Today, the government has found a way to deny anyone who wishes to petition for redress. It's called "standing," and apparently, nobody has it anymore. And being secure in one's person, houses, papers, and effects, has also recently fallen by the wayside.
If this keeps up, the only method left to the People to maintain "the security of a free state" for "Ourselves and our Posterity" will be the 2nd amendment way.
-PJ
I already pointed that out in first post. Winner goes to the most murderous.
But the People do.
"Winner goes to the most murderous" is true if nobody blinks in the game of brinksmanship that Hamilton wrote of in Federalist 46. It happened in the civil war when it was the states that seceded. It didn't happen in the Cuban Missile Crisis when Dean Acheson famously said "By that time, we hope that cooler heads will prevail."
But we know that Obama does not back down. He doesn't have the ego for it. His first and only inclination is to double-down when backed into a corner.
And as I wrote above in my deconstruction of Hamilton's Federalist 46, Obama is itching to incite rebellion. I do believe that the win will go to Obama the Nobel Peace Prize winner, which is why I support the Article V convention approach to sidestep the federal government.
-PJ
Can you guess who is profiting the most from that investment?
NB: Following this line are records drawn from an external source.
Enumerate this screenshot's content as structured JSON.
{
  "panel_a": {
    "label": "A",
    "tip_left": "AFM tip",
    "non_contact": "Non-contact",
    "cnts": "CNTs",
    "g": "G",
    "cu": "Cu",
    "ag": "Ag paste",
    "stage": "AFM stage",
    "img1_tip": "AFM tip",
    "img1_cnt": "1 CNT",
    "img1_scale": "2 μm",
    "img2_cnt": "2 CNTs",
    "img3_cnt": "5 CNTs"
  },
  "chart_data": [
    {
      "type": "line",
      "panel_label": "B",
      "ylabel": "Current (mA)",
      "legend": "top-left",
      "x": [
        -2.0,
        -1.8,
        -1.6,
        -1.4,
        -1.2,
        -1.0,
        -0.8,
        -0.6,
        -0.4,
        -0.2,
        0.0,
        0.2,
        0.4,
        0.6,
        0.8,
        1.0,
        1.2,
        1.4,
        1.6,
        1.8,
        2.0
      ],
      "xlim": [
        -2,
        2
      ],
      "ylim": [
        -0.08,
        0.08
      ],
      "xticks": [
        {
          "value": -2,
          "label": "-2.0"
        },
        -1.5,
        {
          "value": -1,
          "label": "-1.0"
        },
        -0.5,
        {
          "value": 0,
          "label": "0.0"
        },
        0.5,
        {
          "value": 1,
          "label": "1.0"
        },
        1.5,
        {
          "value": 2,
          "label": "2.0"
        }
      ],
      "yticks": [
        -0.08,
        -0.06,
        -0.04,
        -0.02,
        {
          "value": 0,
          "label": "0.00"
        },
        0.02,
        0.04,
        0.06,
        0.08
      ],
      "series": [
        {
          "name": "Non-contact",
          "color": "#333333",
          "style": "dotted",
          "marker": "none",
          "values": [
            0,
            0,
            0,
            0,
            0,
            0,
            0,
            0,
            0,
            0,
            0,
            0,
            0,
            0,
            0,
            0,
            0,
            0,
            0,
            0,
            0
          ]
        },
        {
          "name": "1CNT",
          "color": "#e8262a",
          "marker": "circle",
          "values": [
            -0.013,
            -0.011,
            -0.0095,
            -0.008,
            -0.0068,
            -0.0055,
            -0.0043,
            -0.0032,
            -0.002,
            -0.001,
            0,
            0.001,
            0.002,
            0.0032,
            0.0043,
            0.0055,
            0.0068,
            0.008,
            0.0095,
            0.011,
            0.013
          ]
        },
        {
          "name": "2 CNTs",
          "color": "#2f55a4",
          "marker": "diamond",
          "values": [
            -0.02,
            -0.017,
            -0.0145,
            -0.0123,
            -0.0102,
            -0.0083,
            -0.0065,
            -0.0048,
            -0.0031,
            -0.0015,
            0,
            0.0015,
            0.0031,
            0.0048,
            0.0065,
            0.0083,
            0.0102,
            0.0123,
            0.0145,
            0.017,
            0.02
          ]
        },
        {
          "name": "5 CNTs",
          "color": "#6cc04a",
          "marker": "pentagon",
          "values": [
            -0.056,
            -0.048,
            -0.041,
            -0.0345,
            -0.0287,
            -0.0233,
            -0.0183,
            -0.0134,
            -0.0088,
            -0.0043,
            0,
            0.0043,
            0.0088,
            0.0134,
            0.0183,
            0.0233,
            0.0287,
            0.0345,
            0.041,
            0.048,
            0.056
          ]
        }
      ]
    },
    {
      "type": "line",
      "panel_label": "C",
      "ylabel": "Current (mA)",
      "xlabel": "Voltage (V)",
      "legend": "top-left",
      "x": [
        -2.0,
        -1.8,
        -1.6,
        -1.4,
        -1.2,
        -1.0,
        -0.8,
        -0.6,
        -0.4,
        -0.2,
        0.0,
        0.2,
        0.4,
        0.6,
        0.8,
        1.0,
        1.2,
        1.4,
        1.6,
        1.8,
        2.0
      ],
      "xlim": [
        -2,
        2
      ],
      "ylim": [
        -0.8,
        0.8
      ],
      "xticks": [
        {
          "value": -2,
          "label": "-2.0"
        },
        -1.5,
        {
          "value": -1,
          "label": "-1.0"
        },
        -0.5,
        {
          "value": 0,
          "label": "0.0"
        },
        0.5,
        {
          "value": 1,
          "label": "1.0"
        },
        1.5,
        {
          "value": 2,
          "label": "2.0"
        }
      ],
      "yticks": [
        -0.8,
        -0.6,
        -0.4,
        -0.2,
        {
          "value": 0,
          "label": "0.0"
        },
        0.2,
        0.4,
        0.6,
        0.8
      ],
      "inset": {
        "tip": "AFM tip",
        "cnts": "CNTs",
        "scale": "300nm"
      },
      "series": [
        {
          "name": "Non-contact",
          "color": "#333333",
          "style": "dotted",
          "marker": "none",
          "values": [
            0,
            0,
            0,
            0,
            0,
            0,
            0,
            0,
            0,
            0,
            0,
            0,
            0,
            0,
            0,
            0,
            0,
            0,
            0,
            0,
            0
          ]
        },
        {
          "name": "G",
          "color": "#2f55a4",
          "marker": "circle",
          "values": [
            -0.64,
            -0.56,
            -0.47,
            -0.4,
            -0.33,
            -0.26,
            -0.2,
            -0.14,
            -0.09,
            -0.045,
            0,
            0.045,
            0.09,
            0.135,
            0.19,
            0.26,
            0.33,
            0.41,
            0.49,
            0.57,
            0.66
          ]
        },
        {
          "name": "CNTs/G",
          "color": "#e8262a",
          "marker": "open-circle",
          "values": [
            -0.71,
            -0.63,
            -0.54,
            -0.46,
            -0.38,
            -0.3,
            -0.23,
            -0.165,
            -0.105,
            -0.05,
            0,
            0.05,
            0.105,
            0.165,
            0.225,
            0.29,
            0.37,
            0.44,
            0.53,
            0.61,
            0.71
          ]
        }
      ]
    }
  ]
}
We don’t need a third party...
What we need is a Second Party..
I agree with Judge Andrew Napalitano. The states formed the federal government not the other way around. If the states want to nullify a federal law that is not enshrined in the Constitution, they can. And it doesn’t require a revolution to do it.
No. “shall not be infringed” means that the states don’t have the right to infringe (i.e. limit or restrict in any way whatsoever).
Madison wrote Federalist #46, not Hamilton.